Toronto take note: Let’s Use Streets to Improve Cities

I live in Toronto where cars are king and everything else deserves to be banned from the road, heck we rip up bike lanes while other cities grow their bicycle networks (and we’re spending millions on a highway that gets fewer users than a bus route). Toronto has been shamefully slow in reusing streets for people during the COVID-19 pandemic. Cities around the world have closed streets to car traffic and made life better for people who need more physical space so the disease won’t spread as easily. In Toronto we’ve closed parks and told people to walk single file on sidewalks while car traffic is down by 70%. basically, shame on Toronto.

What are good cities doing about this? They’re banning cars and using streets as a public space instead of a strip of land dedicated to moving single occupant vehicles.
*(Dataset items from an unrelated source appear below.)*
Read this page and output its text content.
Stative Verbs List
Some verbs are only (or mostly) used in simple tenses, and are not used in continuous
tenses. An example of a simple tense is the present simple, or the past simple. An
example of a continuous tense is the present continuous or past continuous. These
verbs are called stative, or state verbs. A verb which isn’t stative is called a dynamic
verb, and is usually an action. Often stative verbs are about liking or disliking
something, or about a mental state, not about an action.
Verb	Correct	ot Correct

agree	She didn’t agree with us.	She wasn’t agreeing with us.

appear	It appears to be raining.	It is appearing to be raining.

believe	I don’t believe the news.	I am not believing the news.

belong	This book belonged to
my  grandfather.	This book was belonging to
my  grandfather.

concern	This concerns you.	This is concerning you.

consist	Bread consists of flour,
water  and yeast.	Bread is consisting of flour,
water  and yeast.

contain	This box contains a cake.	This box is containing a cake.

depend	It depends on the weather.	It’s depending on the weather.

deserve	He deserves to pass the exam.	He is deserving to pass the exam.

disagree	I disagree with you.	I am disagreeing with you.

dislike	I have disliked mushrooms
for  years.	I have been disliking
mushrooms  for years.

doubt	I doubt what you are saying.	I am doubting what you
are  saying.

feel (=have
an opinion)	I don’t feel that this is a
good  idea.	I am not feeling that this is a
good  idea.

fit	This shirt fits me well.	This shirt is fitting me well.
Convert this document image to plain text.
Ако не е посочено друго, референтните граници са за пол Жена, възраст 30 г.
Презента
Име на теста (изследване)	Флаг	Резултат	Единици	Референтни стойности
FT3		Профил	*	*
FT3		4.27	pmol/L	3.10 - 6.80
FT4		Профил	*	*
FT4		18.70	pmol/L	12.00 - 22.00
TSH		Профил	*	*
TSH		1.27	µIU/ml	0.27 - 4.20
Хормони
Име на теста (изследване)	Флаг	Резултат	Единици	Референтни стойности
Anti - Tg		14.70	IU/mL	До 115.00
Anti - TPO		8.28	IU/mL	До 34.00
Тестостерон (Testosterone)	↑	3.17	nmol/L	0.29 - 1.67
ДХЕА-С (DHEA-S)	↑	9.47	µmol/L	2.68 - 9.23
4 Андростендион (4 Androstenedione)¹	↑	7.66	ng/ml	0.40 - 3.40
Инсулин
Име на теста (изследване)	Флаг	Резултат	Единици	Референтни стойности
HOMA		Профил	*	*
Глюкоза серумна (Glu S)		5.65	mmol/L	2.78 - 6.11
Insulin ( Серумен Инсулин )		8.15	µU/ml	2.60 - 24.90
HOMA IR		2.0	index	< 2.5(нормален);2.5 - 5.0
Some cities are considering making these changes permanent as the quality of life benefit from banning automobiles is quick to see and fall in love with.

Like many others in New York City, I live in an apartment that’s about 250 square feet. It’s a lot harder for me to abide by the same orders as people in sprawling suburban McMansions. Our sole escape is the public spaces that typically fill beyond any ability to socially distance on warm days. When people are stuck at home, and so many other establishments are closed—our libraries, museums, gyms, pools, restaurants—the parks are already more crowded than usual. Even the Green-Wood Cemetery has threatened to close because of overcrowding by people in search of spaces to walk. The situation stands to create a viral tinderbox that will ignite New York in the heat of the summer. To propose that the solution is to limit the use of these already precious public spaces is the inverse of a solution.

Open the streets. Open at least half of them. If we do not have enough police to enforce temporary closure to traffic, then open them semipermanently with concrete barriers. Open other streets permanently. Dynamite the asphalt, sod the land, plant trees and flowers, and do not look back.